On August 22, 2011, Jack Layton, the leader of the New Democrats, died after a brief and aggressive battle with an unnamed cancer. He was 61. Just months before, he led his party to unprecedented electoral success, becoming the Official Opposition in this year’s federal election in his last amazing race.

Jack Layton

The Honourable Jack Layton, who was the leader of the New Democratic Party of Canada (NDP) (courtesy NDP).
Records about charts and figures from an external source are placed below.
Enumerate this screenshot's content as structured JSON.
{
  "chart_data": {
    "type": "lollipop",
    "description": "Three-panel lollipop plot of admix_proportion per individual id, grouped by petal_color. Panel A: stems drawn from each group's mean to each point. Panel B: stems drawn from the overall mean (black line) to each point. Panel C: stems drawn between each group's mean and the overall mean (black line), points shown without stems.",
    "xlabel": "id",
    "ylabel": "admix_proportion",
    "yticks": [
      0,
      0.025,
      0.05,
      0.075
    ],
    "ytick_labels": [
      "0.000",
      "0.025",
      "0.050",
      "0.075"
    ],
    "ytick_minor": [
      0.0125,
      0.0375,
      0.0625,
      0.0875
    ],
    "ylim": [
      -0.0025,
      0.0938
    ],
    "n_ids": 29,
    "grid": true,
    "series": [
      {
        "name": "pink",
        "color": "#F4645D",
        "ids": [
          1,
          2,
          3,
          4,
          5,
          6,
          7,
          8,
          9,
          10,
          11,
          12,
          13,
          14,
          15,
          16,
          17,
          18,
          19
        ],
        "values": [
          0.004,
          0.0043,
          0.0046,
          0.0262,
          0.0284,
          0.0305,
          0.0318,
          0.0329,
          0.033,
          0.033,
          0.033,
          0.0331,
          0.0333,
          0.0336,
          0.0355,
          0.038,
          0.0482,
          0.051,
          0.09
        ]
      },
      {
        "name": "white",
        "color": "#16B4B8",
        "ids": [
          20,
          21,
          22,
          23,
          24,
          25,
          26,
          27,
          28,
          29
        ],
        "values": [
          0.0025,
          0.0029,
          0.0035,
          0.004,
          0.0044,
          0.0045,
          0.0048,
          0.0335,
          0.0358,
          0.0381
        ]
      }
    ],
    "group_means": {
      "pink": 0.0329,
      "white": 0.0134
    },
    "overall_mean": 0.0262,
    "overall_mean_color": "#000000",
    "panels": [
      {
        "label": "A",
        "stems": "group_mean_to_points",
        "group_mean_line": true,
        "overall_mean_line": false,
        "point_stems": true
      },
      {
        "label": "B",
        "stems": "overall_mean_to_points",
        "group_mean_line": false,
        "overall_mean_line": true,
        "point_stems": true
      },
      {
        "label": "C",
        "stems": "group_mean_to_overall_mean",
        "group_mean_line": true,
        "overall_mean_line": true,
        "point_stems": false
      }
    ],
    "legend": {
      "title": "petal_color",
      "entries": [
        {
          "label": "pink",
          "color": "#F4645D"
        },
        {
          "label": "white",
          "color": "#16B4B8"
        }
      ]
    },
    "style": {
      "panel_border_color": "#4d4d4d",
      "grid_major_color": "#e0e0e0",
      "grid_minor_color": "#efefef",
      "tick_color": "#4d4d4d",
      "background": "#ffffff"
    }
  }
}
Everything about Jack Layton’s rally at Montreal’s Olympia Theatre, the biggest campaign event ever staged by the NDP in Quebec, had a sort of retro flair. There was the 1925 theatre itself, with its rococo red-and-gold plaster details. There was the lead-on band, the aptly named Quebec group Tracteur Jack, which played hopped-up swing. When Layton made his grand entrance, wading through a roaring crowd of more than 1,200, jauntily wielding the wooden cane he carries after hip surgery, he leapt to the podium like a barnstorming politician of old. Now that he’s 60, that signature moustache, which once recalled the disco era, looks more like a tribute to his social-democratic forebears. Some of his applause lines have a time-honoured left-wing ring, too. “A prime minister’s job,” he declares to cheers, “is to make sure the government works for those who have elected him, and not for big corporations.”